Ordinary people living extraordinary lives are making a difference. In this article, we look back at the incredible legacy of Dr. Martin Luther King Jr.
Today marks the celebration of Dr. Martin Luther King’s birthday. Born January 15, 1929, the civil rights activist dared to make a difference. He stood face-to-face against racial injustice. He went up against a system of unrighteous bigotry. He faced insurmountable odds. He challenged the views of supremacy and faced indifference of many kinds. He did what he believed was right and he made the difference.
Today people of all races honor Dr. King for his legacy and the principles he inspired. Martin Luther King Day is a federal holiday commemorated as a day of service. This year it falls on Monday, January 21, 2013.
How can an ordinary person make a difference? By focusing on what they believe in and doing what is necessary to make that reality come true. When things get tough, they don’t give up. They are dedicated to the cause. They live by incredible faith.
We can learn from people such as Dr. King by recognizing what they did to make a difference in the world in which they lived.
Dr. Martin Luther King was a man of perseverance. He lived by his faith. During his day, did Dr. King realize he was making such a difference? Did he know then the impact he would have on today’s society?
In part of King’s speech, “I’ve Been to the Mountaintop” he said, “if I were standing at the beginning of time, with the possibility of taking a kind of general and panoramic view of the whole of human history up to now, and the Almighty said to me, "Martin Luther King, which age would you like to live in?" I would take my mental flight by Egypt and I would watch God's children in their magnificent trek from the dark dungeons of Egypt through, or rather across the Red Sea, through the wilderness on toward the Promised Land. And in spite of its magnificence, I wouldn't stop there.”
These are the truths for impacting a society. He saw injustice and didn’t wait for someone else to handle it. He took up his cross for the battle and the battle was won. Today, we are not where we need to be, but we are better than we used to be.
In his 1964 acceptance speech for the Nobel Peace Prize, Dr. King said, “I believe that unarmed truth and unconditional love will have the final word in reality. This is why right temporarily defeated is stronger than evil triumphant.”
Dr. King knew.
In his “mountaintop” speech he said, “It's all right to talk about "long white robes over yonder," in all of its symbolism. But ultimately people want some suits and dresses and shoes to wear down here! It's all right to talk about "streets flowing with milk and honey," but God has commanded us to be concerned about the slums down here, and his children who can't eat three square meals a day.
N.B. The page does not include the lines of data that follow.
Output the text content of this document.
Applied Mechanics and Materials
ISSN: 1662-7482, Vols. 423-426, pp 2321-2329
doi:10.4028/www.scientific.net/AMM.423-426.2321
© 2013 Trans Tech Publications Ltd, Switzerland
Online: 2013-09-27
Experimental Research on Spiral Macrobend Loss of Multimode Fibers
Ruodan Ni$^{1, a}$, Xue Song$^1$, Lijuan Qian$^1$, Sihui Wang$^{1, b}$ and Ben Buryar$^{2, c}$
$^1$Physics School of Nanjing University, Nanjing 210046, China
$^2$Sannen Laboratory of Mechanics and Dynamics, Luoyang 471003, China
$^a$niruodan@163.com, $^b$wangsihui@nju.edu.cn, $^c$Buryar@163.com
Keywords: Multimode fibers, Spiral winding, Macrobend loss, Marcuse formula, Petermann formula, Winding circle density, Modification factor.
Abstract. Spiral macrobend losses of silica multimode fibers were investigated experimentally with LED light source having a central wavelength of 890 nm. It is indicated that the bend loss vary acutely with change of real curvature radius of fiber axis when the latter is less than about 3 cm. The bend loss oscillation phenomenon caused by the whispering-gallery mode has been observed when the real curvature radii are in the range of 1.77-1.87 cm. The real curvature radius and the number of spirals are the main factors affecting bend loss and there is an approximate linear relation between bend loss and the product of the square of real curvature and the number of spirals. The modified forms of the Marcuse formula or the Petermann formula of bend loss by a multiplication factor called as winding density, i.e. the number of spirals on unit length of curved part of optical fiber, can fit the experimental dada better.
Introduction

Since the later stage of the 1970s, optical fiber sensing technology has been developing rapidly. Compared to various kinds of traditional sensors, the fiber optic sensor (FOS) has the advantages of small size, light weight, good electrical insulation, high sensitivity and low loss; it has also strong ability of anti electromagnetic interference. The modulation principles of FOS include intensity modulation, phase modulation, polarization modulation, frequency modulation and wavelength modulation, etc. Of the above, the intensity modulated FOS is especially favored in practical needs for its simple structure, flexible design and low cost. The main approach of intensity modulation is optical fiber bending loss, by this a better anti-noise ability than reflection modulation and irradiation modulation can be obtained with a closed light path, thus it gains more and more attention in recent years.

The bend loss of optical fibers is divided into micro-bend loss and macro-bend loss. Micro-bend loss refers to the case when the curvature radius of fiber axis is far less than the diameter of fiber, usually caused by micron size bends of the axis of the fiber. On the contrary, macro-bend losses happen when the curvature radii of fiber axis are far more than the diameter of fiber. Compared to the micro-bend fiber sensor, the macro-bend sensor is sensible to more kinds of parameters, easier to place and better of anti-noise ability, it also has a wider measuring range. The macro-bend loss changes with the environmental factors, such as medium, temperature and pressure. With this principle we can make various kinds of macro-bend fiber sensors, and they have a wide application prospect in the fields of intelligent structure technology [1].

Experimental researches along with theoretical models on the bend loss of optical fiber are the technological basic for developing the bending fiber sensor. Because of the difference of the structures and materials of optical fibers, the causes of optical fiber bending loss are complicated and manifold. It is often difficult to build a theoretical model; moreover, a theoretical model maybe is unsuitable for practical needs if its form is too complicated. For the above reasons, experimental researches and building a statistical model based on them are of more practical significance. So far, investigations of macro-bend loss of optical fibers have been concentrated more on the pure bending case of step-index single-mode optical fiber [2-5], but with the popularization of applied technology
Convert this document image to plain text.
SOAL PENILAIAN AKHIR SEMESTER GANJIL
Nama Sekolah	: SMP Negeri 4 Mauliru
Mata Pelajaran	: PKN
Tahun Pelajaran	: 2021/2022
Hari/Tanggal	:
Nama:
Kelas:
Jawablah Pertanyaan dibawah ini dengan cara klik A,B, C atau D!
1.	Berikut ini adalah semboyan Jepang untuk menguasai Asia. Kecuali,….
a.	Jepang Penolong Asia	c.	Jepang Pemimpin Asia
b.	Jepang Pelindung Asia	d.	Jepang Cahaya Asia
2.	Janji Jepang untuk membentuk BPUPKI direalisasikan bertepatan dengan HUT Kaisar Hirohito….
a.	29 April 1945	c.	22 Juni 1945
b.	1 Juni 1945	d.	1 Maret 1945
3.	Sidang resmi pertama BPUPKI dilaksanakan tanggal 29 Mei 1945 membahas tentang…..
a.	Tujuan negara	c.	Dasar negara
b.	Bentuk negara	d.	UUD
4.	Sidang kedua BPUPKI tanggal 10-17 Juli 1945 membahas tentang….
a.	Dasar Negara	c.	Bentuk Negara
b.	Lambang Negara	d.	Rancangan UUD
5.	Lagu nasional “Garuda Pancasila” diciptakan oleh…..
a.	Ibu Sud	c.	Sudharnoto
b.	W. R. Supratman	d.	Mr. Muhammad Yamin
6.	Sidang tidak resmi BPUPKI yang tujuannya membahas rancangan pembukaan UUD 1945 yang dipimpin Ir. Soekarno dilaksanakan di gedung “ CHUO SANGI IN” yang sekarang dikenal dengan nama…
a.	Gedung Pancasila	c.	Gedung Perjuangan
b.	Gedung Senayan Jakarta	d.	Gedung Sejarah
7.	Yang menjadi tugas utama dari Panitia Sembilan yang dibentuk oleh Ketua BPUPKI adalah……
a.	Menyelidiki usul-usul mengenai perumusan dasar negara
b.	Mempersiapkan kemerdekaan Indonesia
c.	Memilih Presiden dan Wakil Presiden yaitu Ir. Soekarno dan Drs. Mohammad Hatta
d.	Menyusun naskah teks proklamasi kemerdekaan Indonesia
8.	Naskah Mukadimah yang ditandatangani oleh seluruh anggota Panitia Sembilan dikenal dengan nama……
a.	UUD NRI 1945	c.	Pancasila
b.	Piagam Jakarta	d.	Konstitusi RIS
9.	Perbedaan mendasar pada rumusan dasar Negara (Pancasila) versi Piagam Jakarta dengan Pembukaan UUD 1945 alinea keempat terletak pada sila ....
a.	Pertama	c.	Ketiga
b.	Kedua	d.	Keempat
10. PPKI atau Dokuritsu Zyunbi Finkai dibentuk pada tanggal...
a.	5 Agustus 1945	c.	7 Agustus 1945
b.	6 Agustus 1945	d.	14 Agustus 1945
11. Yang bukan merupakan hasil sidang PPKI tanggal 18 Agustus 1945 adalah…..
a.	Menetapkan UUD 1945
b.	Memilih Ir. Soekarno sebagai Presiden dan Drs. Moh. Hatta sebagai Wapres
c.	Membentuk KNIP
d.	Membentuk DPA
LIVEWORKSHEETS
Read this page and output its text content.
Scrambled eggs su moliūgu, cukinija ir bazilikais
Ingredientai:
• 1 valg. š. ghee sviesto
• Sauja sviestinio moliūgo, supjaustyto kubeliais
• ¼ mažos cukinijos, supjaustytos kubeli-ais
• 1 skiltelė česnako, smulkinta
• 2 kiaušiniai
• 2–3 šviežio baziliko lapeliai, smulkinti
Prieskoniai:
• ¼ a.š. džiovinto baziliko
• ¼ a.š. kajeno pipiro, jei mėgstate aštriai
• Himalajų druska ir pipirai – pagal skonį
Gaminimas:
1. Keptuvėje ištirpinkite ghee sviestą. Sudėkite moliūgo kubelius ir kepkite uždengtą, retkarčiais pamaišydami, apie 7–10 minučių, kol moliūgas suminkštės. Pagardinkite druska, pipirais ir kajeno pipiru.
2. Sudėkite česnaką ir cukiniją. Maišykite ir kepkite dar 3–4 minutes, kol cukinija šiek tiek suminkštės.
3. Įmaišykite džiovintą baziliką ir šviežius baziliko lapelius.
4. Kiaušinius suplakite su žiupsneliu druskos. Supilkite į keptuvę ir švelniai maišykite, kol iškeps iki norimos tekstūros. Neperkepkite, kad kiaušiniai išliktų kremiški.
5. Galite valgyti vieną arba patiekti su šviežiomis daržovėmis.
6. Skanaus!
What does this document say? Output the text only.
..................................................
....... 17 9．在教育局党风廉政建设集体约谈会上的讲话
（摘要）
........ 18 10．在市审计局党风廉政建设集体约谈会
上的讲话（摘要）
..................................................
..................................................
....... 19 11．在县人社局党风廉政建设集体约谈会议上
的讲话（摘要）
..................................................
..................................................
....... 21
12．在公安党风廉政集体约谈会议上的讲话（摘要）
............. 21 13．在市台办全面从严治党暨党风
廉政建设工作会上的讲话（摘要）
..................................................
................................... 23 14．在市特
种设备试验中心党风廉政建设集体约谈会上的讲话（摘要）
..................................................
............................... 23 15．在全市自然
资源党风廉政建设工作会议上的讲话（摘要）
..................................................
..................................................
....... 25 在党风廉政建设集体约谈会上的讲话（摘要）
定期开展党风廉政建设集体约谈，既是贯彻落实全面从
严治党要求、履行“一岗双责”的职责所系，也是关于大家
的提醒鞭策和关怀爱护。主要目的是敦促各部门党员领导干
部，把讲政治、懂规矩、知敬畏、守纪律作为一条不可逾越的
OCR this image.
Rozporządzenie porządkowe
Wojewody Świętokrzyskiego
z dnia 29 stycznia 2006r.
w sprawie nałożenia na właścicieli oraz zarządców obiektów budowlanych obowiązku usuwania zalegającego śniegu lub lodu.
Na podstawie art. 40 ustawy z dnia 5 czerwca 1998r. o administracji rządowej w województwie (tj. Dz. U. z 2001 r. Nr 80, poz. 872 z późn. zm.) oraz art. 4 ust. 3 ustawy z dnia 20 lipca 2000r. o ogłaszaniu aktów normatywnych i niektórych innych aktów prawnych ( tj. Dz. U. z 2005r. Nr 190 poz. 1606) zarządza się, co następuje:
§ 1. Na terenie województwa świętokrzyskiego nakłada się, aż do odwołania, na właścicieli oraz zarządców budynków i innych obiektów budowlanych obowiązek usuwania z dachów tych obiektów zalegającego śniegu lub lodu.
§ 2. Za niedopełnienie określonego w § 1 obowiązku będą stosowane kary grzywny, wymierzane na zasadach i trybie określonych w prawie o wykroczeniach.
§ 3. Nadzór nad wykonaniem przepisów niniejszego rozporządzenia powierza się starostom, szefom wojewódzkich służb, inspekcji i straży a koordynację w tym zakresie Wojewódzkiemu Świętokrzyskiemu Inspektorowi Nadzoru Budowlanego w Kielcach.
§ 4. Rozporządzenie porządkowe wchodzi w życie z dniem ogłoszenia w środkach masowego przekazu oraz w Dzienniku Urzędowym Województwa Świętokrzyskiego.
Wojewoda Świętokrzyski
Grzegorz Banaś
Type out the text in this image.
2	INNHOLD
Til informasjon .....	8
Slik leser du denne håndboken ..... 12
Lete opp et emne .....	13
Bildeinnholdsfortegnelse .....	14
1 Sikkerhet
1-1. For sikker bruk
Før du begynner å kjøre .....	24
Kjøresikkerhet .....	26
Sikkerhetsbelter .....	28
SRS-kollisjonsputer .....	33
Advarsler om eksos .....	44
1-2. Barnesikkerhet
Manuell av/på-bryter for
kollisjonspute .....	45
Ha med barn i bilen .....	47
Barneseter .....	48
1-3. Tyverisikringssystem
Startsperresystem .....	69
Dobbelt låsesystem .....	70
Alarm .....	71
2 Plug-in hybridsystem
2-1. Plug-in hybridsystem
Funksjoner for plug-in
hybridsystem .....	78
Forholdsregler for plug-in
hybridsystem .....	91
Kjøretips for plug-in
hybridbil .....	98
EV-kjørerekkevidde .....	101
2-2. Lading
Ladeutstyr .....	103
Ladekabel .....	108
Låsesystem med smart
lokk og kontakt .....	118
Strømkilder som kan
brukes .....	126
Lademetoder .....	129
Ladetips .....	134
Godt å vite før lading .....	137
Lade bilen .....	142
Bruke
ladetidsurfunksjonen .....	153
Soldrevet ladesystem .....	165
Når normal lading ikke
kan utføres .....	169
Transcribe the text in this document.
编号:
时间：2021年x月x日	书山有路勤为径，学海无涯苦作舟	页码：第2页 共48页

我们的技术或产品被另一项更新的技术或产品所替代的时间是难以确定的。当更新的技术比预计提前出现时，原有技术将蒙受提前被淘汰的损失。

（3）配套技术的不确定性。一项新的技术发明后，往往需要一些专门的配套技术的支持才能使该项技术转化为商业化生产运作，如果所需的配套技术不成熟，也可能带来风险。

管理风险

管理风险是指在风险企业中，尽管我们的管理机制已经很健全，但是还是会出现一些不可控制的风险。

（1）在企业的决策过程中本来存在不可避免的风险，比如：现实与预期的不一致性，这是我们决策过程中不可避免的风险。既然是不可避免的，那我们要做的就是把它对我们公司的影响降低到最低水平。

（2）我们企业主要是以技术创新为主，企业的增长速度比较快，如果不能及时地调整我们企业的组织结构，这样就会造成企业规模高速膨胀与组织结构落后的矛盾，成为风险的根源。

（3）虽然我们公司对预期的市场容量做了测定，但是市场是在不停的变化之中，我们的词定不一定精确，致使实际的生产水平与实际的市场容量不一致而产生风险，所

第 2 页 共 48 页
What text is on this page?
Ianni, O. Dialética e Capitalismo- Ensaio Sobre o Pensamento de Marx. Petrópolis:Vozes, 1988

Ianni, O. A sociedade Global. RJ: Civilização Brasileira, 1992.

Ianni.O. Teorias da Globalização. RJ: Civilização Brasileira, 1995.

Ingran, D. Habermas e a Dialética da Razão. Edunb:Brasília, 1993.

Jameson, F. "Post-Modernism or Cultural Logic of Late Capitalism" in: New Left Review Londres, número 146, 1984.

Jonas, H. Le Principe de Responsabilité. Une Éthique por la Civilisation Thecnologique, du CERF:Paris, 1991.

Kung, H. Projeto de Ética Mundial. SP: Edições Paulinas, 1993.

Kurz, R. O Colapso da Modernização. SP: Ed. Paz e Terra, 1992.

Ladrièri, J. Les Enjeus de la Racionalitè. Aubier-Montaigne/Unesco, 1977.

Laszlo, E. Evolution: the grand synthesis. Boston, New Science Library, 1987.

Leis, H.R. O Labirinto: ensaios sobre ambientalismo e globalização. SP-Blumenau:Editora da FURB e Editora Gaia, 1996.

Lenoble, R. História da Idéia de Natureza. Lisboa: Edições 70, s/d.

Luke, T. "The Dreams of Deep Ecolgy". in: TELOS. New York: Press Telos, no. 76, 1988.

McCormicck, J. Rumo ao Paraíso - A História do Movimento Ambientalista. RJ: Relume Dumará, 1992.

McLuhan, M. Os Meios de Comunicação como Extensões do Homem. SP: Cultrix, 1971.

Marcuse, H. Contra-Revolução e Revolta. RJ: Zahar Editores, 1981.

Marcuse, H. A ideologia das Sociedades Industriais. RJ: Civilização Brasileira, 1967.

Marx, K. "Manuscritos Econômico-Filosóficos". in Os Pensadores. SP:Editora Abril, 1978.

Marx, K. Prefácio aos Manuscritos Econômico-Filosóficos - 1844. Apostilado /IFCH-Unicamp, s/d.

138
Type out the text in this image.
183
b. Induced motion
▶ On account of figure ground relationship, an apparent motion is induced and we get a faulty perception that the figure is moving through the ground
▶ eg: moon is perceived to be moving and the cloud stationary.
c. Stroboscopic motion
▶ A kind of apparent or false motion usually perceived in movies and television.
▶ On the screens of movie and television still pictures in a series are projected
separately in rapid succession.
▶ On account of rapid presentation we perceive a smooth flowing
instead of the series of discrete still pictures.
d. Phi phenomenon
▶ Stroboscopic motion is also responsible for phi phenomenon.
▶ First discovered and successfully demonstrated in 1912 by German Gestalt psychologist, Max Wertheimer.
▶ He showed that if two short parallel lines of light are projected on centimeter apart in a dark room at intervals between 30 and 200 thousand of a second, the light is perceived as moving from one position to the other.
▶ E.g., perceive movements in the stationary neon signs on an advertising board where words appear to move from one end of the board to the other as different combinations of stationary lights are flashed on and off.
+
It's all right to talk about the new Jerusalem, but one day, God's preacher must talk about the new New York, the new Atlanta, the new Philadelphia, the new Los Angeles, the new Memphis, Tennessee. This is what we have to do.”
Today is the celebration of Dr. Martin Luther King’s 84th birthday. Today we remember what he accomplished in this life.
“Like anybody, I would like to live a long life,” Dr. King said. “Longevity has its place. But I'm not concerned about that now. I just want to do God's will. And He's allowed me to go up to the mountain. And I've looked over. And I've seen the Promised Land. I may not get there with you. But I want you to know tonight, that we, as a people, will get to the Promised Land!”
Dr. King fought the good fight. He was one that made a difference.